Any Ion value can include one or more annotation symbols denoting the semantics of the content. This can be used to:

Annotate individual values with schema types, for validation purposes.
Associate a higher-level datatype (e.g. a Java class) during serialization processes.
Indicate the notation used within a blob or clob value.
Apply other application semantics to a single value.

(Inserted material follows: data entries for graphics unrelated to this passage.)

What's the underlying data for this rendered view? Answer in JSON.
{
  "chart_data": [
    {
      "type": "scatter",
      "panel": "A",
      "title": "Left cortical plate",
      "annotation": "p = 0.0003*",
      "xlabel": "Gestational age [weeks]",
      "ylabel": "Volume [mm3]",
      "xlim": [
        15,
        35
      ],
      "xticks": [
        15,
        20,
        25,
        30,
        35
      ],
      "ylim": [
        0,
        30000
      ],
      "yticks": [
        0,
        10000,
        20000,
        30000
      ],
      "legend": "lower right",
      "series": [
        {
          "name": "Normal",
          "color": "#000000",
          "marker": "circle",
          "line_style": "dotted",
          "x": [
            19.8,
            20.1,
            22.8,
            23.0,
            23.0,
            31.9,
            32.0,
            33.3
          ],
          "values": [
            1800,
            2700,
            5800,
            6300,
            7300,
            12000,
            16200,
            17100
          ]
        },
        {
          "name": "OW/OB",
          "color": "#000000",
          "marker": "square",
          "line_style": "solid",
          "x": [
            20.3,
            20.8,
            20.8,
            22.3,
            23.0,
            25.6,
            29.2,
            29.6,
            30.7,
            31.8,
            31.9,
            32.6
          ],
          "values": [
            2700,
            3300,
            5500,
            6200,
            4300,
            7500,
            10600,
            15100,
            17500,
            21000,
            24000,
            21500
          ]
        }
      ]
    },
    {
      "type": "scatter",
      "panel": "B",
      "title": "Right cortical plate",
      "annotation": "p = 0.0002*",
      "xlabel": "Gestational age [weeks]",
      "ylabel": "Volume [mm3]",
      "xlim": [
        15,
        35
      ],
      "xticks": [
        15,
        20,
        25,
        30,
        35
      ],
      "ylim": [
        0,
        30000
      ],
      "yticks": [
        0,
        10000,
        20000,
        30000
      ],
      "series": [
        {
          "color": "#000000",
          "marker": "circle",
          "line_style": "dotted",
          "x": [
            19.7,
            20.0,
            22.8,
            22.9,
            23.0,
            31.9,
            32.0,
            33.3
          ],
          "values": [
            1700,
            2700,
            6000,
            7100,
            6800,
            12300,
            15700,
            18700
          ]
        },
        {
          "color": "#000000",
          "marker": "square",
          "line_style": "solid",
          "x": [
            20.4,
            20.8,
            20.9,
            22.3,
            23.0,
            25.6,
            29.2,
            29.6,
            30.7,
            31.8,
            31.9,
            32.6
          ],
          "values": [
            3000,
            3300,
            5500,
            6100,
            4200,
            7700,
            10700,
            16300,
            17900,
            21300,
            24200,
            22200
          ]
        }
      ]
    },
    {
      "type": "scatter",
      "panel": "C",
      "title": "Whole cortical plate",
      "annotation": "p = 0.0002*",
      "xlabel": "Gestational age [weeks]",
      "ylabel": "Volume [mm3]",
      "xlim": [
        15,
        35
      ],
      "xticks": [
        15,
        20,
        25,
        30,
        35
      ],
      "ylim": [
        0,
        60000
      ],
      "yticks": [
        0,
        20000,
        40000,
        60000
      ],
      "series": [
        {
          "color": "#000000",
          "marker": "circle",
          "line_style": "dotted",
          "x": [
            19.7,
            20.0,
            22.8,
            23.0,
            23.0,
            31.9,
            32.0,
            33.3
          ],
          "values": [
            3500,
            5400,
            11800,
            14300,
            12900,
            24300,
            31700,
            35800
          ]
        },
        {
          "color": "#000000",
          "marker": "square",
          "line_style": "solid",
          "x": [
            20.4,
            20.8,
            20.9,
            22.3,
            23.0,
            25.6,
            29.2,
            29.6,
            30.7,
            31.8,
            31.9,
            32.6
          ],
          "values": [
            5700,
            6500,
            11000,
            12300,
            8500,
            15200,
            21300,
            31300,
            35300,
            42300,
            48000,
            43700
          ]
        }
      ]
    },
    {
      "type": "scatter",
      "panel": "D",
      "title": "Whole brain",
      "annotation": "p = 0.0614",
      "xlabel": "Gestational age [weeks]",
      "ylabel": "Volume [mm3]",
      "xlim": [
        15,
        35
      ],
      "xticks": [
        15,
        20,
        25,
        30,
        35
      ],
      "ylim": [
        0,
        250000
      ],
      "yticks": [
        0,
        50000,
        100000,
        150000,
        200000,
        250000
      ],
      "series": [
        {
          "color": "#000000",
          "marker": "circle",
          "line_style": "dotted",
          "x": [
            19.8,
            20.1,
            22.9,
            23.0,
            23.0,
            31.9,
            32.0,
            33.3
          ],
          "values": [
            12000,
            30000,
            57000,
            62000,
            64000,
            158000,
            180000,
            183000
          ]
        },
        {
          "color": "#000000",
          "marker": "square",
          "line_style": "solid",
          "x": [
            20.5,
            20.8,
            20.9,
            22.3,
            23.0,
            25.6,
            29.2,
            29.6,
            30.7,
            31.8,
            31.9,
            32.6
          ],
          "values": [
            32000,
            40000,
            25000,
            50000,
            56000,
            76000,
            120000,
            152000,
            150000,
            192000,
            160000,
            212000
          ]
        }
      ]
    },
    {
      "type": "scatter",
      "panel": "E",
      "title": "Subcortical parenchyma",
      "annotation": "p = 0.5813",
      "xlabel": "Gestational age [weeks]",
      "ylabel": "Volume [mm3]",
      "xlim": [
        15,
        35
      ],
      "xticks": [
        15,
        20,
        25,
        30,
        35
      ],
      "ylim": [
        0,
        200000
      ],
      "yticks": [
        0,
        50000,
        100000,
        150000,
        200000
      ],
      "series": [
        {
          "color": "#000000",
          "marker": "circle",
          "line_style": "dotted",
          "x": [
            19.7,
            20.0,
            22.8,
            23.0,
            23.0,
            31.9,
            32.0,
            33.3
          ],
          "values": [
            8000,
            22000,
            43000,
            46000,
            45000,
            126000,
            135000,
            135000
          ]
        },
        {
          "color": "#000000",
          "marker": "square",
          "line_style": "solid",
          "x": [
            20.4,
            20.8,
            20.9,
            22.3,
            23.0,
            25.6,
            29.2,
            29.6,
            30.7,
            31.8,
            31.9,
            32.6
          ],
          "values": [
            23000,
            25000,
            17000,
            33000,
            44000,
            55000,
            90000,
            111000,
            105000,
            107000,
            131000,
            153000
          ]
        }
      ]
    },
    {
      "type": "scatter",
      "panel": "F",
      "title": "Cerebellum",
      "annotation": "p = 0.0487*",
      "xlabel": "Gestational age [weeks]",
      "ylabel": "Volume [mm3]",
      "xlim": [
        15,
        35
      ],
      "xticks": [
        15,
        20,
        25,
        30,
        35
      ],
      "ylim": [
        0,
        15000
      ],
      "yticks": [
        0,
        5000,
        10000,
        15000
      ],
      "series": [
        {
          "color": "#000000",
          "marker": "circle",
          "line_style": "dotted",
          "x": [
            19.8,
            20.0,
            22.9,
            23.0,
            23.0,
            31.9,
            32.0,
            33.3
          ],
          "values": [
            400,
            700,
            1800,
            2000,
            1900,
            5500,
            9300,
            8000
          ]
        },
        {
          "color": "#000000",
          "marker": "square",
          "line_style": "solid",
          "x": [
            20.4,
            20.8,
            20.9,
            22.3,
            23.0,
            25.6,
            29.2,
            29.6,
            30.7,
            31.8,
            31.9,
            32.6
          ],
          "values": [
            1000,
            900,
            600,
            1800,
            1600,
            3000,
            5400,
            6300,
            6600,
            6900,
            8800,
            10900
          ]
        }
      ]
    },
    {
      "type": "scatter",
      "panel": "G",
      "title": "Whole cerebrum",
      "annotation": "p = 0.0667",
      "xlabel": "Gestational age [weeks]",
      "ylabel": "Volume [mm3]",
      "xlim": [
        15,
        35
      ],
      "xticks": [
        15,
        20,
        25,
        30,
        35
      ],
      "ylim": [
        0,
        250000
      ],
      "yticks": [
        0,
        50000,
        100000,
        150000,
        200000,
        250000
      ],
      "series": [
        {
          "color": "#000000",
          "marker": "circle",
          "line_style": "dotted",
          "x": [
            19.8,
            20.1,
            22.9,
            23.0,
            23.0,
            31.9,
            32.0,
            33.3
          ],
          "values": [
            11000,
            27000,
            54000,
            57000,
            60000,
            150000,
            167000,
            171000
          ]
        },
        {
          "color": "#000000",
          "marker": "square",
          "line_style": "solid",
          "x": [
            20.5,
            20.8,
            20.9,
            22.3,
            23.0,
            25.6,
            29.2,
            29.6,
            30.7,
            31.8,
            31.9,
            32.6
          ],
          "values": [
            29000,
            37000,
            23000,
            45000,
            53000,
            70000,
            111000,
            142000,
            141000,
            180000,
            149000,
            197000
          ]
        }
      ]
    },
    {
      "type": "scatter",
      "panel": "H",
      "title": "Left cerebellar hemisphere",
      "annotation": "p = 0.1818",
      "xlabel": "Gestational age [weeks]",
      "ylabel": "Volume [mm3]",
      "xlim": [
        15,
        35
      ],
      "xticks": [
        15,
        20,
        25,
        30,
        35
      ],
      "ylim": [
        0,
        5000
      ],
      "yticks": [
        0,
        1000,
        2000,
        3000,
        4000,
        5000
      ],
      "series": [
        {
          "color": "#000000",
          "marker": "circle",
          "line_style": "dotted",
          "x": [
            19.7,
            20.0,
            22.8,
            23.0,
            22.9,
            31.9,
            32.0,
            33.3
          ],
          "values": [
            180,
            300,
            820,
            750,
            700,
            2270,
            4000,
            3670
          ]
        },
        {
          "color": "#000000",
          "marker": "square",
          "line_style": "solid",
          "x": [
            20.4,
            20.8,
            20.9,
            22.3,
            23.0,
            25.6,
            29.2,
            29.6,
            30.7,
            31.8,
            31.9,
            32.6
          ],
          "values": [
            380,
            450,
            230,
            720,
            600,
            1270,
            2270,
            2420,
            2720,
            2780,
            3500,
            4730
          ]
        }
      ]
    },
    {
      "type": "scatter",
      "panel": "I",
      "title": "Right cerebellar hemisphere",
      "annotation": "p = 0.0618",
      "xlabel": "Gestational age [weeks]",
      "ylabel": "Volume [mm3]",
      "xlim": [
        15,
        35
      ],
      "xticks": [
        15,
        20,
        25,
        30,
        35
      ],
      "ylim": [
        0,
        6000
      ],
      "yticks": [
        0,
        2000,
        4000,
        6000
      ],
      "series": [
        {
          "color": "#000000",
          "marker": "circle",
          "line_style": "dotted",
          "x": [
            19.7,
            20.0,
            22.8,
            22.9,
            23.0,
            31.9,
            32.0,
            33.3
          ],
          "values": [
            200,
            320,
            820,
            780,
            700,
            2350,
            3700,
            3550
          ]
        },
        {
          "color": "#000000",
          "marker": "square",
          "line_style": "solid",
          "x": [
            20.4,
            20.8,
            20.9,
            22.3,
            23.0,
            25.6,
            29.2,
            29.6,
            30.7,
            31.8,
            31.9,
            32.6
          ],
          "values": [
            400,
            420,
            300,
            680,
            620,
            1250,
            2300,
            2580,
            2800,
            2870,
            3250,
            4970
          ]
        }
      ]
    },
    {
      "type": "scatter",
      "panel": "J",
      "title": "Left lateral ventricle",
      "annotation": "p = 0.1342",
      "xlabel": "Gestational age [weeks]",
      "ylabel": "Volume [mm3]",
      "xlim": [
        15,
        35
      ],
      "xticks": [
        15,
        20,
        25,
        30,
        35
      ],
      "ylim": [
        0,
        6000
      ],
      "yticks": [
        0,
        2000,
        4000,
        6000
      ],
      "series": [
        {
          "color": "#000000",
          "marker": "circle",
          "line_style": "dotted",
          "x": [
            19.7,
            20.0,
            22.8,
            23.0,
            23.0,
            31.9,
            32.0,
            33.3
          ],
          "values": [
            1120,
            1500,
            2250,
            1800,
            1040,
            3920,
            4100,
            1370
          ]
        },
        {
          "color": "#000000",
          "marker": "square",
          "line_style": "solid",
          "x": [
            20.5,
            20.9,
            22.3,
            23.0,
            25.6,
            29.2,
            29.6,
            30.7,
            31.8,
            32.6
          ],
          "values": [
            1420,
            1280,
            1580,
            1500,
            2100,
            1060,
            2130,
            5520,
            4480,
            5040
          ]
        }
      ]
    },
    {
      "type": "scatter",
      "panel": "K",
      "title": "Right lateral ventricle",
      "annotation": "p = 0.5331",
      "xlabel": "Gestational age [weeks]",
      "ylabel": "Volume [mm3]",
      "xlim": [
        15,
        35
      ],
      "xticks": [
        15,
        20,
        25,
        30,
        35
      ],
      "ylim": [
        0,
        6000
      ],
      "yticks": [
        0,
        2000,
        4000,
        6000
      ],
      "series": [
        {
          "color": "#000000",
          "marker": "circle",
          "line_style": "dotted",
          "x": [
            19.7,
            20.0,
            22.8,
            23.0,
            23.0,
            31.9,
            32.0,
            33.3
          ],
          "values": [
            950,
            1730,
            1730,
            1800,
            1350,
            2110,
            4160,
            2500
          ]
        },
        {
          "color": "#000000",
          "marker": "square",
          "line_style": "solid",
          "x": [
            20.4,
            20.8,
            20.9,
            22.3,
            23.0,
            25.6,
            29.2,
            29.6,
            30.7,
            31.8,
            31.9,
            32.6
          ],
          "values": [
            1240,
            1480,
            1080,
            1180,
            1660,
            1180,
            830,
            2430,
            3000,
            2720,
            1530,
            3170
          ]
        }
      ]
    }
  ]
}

When multiple annotations are present, the Ion processor will maintain their order. Duplicate annotation symbols are allowed but discouraged.

In the text format, type annotations are denoted by a non-null symbol token and double-colons preceding any value. Multiple annotations on the same value are separated by double-colons:

int32::12                                // Suggests 32 bits as end-user type
degrees::'celsius'::100                  // You can have multiple annotaions on a value
'my.custom.type' :: { x : 12 , y : -1 }  // Gives a struct a user-defined type

{ field: some_annotation::value }        // Field's name must precede annotations of its value

jpeg :: {{ ... }}                        // Indicates the blob contains jpeg data
bool :: null.int                         // A very misleading annotation on the integer null
'' :: 1                                  // An empty annotation
null.symbol :: 1                         // ERROR: type annotation cannot be null 

Except for a small number of predefined system annotations, Ion itself neither defines nor validates such annotations; that behavior is left to applications or tools (such as schema validators).

It’s important to understand that annotations are symbol tokens, not symbol values. That means they do not have annotations themselves. In particular, the text a::c is a single value consisting of three textual tokens (a symbol, a double-colon, and another symbol); the first symbol token is an annotation on the value, and the second is the content of the value.